Double-edged sword: the influence of tidal interaction on stellar activity in binaries

TL;DR

This study investigates how tidal interactions in binary stars influence stellar activity, revealing both enhancement and suppression effects, and suggesting a complex, dual role of tidal forces in stellar magnetic activity.

Contribution

It provides the first evidence of potential super-saturation in chromospheric activity and explores the dual impact of tidal interactions on stellar magnetic phenomena.

Findings

Binary stars show enhanced activity compared to single stars in certain color ranges.

A possible decline in activity for close binaries suggests super-saturation or magnetic suppression.

Tidal interactions have a dual role, both increasing and decreasing stellar activity.

Abstract

Using the LAMOST DR7 low-resolution spectra, we carried out a systematic study of stellar chromospheric activity in both single and binary stars. We constructed a binary sample and a single-star sample, mainly using the binary belt and the main sequence in the Hertzsprung-Russell diagram, respectively.

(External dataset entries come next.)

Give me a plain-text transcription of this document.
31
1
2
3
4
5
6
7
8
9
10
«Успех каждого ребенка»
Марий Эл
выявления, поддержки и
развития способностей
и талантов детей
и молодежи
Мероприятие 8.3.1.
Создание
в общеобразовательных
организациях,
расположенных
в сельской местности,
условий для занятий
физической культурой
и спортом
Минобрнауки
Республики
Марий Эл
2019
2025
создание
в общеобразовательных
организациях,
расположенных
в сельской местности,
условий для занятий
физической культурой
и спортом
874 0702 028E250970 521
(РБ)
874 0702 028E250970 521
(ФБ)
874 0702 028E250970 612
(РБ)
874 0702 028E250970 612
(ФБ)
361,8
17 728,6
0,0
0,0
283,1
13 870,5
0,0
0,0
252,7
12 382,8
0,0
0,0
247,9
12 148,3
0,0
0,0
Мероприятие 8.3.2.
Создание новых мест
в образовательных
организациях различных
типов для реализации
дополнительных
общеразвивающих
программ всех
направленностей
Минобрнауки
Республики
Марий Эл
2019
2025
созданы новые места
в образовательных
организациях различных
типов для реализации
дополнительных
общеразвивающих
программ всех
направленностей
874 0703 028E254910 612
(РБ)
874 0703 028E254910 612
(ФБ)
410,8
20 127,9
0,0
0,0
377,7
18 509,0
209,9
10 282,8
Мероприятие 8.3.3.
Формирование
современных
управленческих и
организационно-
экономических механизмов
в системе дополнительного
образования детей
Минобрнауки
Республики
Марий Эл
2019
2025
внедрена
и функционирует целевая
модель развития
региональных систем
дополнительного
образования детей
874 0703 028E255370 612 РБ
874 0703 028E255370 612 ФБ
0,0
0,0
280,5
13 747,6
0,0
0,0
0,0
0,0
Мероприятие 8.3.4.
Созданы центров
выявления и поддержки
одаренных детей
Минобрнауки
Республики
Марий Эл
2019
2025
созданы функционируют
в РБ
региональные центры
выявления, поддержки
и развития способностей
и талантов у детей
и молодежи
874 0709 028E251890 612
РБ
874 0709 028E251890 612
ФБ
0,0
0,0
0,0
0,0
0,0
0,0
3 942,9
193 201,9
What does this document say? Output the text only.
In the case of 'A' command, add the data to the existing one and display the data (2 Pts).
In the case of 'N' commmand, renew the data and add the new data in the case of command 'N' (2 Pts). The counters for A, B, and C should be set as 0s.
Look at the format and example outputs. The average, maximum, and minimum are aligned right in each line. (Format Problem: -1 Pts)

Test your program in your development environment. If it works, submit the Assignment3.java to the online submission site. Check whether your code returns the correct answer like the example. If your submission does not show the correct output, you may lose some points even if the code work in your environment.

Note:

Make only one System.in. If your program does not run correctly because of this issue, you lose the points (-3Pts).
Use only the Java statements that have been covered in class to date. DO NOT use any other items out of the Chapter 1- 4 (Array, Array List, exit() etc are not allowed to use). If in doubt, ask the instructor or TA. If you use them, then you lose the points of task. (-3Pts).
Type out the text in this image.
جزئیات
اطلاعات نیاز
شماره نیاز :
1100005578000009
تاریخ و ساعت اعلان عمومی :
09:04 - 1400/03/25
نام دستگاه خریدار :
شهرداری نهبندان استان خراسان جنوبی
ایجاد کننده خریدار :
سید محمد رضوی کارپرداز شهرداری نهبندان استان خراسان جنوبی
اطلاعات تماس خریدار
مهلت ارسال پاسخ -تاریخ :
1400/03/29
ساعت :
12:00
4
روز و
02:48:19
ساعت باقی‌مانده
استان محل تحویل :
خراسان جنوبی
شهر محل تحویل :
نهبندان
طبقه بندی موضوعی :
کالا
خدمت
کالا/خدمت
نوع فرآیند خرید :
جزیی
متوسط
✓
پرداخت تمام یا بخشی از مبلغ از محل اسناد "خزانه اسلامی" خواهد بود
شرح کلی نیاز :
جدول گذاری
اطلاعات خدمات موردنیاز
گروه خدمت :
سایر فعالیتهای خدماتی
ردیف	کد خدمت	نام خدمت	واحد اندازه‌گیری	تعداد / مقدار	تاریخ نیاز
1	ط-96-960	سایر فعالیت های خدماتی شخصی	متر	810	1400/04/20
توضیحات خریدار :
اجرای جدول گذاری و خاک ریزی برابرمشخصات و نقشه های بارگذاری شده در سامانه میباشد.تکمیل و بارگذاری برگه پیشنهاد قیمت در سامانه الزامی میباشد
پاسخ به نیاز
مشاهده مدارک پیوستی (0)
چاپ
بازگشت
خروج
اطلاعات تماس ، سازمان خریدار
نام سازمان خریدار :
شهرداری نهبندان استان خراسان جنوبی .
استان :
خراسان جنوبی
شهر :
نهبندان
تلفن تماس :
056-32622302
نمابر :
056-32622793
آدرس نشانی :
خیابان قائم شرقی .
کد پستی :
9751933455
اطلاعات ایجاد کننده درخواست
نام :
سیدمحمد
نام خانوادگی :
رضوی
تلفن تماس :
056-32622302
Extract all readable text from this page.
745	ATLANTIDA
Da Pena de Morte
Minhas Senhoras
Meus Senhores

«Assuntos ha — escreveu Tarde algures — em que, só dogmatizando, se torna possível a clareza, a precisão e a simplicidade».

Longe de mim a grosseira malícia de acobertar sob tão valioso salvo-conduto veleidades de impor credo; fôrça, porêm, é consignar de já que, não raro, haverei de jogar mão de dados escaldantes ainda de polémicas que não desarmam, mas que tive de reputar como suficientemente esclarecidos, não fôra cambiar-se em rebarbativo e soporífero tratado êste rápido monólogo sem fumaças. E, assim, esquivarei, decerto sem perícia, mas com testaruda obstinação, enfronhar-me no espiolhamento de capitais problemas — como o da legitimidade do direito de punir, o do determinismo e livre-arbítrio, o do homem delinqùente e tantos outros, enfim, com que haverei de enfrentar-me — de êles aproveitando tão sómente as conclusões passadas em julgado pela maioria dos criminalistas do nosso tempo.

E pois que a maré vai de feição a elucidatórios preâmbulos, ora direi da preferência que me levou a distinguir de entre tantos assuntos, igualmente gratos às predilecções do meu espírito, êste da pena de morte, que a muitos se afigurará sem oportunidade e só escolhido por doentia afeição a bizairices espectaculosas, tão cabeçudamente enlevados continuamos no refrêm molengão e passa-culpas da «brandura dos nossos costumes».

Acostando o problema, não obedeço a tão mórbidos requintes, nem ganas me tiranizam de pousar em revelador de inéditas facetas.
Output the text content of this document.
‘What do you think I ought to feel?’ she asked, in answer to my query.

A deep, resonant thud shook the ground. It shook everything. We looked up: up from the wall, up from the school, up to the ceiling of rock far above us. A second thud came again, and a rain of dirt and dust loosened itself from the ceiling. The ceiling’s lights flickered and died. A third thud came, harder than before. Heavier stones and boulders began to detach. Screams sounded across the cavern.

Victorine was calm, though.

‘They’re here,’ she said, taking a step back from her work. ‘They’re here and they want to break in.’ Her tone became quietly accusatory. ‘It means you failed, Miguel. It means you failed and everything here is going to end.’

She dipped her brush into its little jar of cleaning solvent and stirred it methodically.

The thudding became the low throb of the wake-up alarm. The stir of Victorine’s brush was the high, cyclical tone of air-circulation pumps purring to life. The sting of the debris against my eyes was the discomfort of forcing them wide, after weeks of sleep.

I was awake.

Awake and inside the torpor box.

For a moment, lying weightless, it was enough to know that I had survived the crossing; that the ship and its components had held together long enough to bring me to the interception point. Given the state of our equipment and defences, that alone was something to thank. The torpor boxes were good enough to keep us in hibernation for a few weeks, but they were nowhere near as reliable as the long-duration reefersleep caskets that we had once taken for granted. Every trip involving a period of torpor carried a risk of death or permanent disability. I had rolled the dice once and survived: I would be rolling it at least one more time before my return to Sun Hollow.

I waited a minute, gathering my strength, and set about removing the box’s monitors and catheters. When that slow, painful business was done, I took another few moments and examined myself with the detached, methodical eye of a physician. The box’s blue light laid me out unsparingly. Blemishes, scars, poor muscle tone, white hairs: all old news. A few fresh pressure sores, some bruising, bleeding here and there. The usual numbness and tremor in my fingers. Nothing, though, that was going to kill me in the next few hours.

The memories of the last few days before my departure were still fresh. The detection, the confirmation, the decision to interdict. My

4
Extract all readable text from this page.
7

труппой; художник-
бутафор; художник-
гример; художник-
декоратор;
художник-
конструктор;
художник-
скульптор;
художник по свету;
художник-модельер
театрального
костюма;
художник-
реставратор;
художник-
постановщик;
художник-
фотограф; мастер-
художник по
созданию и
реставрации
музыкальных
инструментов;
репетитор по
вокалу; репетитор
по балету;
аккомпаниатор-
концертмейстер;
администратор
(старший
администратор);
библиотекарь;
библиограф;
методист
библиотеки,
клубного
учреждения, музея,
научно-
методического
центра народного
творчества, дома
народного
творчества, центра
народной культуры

By comparing the $S$ indices between single and binary stars within each color bin, we found for K type stars, binaries exhibit enhanced activity compared to single stars, which could be attributed to the increase in spin rate caused by tidal synchronization or to the interactions of magnetic fields. Both single stars and binaries fall on a common sequence in the activity-period relation, indicating that chromospheric activities of binaries are dominated by the more active components. More intriguingly, in some color ranges, a slight decline of the $S$ index for smaller orbital period was observed for binary stars. Although the possibility of sample selection effects cannot be excluded, this may mark the first example of super-saturation (i.e., caused by reduced active regions) being detected in chromospheric activity, or provide evidence of the suppressing effect on the magnetic dynamo and stellar activities by strong tidal interaction in very close binaries. Our study suggests that tidal interaction acts as a double-edged sword in relation to stellar activities.